A new constitution was promulgated in January 1973, but transitional provisions attached to it gave Marcos continued absolute powers, and elections were indefinitely postponed; instead, the president sought popular sanction of his acts by repeated referendums. Some relaxation was allowed in 1977 and 1978, but restiveness grew among the population, including the church hierarchy. In 1980 several opposition groups united to demand an end to martial law, and urban guerrillas carried out a series of bombings in Manila.
President Marcos ended martial law in 1981. Presidential elections were held in June, and Marcos won a new six-year term. Opposition to his rule, however, continued to grow. In 1983 opposition leader Benigno Aquino was murdered. A military conspiracy was blamed for the murder, but the defendants were acquitted when tried in 1985. Marcos called for presidential elections in February 1986; his chief opponent was Corazon Aquino, Benigno's widow. Reports that Marcos had won through fraud stirred intense opposition, which culminated in what became known as the People Power Movement, a four-day protest in Manila. Marcos fled the country and settled temporarily in Hawaii. According to widespread accusations, he took with him undetermined amounts of illegally gained wealth.
Aquino became president and, in February 1987, won the enactment of a new constitution. Although she won a vote of confidence in legislative elections that May, military unrest, coupled with popular discontent at the slow pace of economic reform, continued to threaten her government. U.S. Air Force jets assisted Philippine government forces in suppressing a coup attempt in December 1989. Meanwhile, the Supreme Court had declared Benigno Aquino's murder trial a mistrial and a new investigation was initiated. In December 1990, 16 military officials were convicted of the murder, as well as the murder of Benigno's alleged assassin. Damage from the eruption of Mount Pinatubo in central Luzon led the United States to evacuate nearby Clark Air Base in June 1991. In September, the Philippine government rejected a treaty that would have allowed the U.S. military to remain in the Philippines. As a result, Clark Air Base did not reopen and nearby Subic Bay Naval Station closed in 1992.

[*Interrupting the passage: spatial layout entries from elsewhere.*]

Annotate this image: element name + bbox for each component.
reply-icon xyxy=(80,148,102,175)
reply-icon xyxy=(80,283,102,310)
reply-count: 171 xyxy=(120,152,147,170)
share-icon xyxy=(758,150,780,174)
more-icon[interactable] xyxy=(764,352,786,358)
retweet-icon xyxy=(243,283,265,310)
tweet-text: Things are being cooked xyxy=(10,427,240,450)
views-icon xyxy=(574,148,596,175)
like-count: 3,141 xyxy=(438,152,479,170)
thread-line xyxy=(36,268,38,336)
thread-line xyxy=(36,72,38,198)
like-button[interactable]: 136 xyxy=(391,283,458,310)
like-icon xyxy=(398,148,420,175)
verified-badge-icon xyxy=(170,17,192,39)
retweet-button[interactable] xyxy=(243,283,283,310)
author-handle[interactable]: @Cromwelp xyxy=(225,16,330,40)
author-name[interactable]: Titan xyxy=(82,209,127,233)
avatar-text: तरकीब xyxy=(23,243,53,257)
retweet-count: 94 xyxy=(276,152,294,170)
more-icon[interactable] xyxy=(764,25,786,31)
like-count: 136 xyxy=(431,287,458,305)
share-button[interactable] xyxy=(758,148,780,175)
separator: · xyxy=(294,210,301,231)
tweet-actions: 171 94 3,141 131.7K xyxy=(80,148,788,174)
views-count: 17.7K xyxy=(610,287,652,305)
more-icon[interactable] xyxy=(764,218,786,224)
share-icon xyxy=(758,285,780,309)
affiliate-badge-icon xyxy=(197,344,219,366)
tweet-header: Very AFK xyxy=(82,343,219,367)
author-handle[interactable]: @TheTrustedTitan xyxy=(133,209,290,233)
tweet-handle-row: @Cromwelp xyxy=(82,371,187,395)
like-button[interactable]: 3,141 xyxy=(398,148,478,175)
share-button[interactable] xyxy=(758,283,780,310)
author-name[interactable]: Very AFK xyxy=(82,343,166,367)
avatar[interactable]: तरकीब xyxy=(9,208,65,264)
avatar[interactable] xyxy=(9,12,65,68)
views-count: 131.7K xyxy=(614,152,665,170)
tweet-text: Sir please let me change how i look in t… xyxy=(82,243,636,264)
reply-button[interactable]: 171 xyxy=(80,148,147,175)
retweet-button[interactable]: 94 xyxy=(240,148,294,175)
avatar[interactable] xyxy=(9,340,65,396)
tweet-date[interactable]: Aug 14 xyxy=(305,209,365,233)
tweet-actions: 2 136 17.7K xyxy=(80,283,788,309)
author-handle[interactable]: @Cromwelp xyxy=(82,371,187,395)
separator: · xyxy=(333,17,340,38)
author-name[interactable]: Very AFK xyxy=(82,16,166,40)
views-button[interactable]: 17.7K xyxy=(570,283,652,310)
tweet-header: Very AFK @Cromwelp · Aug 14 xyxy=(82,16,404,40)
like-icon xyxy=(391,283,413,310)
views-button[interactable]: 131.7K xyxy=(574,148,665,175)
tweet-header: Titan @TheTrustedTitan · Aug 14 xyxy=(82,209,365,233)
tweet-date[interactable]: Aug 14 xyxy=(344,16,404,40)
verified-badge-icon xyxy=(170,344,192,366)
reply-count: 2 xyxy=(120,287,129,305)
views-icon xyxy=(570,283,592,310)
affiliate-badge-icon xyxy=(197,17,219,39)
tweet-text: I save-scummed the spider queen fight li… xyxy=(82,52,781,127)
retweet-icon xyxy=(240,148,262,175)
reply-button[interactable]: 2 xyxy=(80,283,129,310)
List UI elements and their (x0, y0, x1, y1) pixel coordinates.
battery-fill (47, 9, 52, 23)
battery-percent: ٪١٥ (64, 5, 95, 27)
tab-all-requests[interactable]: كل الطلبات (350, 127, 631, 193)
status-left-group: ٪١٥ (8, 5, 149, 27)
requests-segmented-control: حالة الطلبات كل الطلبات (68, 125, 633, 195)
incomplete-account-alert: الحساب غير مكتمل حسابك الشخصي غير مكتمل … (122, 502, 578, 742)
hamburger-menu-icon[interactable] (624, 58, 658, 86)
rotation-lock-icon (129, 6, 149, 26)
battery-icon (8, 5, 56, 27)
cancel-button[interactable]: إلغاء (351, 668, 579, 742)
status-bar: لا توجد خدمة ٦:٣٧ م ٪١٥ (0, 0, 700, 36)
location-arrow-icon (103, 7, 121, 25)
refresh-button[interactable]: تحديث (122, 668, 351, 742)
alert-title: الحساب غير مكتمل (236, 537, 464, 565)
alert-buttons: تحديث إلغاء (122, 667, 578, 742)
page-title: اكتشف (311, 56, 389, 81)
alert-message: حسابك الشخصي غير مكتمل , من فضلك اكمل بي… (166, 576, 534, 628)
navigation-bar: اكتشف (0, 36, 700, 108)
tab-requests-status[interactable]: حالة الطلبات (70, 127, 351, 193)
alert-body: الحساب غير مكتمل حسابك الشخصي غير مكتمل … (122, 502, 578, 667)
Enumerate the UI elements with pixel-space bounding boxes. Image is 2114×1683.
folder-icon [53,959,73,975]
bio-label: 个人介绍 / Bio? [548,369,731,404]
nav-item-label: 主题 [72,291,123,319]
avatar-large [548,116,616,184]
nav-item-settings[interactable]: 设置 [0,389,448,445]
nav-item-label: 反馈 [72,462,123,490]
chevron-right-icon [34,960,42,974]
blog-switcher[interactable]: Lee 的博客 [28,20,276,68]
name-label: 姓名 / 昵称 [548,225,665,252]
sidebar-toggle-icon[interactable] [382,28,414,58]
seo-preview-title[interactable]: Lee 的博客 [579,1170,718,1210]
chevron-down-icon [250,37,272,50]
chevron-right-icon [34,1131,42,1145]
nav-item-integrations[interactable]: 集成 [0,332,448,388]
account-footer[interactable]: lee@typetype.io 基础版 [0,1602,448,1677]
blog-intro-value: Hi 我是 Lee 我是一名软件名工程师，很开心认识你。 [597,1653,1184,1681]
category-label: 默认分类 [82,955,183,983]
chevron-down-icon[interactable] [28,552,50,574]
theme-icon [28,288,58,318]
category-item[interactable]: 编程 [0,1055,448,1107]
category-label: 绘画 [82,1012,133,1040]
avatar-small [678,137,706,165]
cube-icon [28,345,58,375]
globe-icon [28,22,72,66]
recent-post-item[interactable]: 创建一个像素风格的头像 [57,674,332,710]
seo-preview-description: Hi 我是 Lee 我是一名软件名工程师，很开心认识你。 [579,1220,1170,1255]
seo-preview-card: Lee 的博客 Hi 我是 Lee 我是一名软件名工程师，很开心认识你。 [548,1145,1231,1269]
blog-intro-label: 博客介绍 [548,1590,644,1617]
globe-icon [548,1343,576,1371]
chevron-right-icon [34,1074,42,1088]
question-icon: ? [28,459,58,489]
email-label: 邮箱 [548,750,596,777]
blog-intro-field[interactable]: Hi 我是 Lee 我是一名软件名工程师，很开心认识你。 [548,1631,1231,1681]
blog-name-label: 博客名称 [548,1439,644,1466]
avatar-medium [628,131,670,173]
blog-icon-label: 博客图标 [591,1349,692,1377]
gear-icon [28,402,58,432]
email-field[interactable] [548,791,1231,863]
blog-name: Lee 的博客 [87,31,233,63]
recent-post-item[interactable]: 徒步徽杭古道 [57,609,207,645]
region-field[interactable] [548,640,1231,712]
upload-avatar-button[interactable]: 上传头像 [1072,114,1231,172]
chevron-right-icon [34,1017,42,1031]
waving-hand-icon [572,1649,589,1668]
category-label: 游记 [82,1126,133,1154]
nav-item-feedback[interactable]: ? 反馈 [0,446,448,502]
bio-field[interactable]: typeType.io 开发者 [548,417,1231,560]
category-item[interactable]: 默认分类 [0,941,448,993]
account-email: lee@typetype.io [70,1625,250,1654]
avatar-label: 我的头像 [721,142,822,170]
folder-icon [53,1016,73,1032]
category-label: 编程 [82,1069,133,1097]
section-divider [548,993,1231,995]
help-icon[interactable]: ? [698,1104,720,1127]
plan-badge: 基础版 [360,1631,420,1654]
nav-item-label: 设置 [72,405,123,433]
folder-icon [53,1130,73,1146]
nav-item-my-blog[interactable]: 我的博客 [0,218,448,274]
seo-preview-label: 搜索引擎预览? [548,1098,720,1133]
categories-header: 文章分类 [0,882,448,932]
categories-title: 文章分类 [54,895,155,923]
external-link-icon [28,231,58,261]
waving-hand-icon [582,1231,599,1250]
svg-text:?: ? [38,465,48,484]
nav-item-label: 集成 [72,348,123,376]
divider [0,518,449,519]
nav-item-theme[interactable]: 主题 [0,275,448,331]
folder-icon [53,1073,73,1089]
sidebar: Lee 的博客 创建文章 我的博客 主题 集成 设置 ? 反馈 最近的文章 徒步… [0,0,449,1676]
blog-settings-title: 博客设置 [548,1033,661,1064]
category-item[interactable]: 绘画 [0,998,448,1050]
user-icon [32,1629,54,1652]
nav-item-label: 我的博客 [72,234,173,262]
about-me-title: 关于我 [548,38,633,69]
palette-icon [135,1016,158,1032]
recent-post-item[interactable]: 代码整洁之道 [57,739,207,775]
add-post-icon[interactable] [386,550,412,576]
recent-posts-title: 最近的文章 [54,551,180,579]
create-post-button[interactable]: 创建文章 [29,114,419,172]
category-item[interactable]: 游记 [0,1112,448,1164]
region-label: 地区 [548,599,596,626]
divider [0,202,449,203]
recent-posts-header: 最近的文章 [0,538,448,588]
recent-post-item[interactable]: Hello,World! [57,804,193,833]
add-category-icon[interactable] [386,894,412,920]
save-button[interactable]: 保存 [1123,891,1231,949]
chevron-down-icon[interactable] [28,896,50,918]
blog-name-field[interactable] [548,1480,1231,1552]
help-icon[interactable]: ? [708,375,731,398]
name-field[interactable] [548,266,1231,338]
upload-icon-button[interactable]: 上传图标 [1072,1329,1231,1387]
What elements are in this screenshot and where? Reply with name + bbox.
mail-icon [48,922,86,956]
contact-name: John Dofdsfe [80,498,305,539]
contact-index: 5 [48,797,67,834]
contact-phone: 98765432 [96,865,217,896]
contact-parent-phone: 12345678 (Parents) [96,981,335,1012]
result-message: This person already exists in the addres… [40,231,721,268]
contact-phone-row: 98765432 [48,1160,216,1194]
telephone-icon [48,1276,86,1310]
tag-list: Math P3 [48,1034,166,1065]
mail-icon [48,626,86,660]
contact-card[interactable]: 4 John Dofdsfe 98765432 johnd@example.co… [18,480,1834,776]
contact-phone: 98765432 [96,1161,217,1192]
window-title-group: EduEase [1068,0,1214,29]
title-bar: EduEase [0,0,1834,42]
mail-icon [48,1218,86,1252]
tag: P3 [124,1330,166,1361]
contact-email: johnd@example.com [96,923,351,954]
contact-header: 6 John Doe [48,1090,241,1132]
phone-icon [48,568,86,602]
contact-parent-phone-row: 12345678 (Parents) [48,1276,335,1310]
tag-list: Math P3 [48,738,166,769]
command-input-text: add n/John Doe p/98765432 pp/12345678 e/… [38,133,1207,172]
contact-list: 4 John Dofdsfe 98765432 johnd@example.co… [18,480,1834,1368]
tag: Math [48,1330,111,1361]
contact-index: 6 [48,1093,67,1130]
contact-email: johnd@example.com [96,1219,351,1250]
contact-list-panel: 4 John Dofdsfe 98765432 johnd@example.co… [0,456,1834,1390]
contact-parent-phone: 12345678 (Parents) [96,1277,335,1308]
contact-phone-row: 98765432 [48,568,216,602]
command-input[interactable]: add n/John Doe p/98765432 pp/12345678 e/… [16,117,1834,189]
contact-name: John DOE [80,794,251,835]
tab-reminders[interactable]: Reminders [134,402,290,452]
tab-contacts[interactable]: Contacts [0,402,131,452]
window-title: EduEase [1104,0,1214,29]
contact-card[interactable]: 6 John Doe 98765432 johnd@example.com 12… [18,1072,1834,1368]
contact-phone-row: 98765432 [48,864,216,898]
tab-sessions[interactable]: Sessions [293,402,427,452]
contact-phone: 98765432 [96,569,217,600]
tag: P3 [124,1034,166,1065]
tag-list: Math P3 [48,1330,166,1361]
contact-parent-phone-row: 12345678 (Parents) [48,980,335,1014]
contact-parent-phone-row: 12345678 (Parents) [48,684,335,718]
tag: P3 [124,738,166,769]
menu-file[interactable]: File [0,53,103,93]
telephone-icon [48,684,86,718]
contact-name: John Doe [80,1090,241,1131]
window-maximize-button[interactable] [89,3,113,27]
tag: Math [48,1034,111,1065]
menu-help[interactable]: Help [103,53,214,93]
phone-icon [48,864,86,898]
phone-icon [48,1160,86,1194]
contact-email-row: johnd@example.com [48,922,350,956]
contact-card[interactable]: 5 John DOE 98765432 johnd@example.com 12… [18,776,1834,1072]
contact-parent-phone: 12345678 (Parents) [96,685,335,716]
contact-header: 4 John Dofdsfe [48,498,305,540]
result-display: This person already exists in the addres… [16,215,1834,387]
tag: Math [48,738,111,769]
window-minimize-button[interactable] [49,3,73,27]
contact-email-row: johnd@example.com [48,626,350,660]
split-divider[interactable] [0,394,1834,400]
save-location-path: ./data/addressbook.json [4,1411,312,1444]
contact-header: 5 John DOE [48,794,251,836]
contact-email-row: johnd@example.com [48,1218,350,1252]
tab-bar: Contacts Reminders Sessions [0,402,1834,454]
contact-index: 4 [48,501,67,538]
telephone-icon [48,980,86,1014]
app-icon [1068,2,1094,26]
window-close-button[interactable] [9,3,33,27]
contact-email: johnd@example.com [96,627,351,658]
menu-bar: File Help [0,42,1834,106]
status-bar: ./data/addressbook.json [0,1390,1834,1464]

In the 1992 presidential election, Aquino, prohibited by the constitution from seeking a second presidential term, endorsed Fidel Valdez Ramos, her former defense secretary. Ramos pursued an ambitious economic reform program. In the 1995 legislative elections, voters elected a majority of Ramos-backed candidates to the legislature.
During the early and mid-1990s, the southern Philippines was the site of renewed guerrilla violence by Muslim separatist forces. In September 1996 the government reached a peace agreement with one of the largest rebel groups, the Moro National Liberation Front (MNLF). The agreement established the Special Zone for Peace and Development (SZPD), consisting of 14 Mindanao provinces. Headed by MNLF leader Nur Misuari, the SZPD is scheduled to receive economic assistance to develop the impoverished region. Other rebel groups, however, continue to oppose the Philippine government.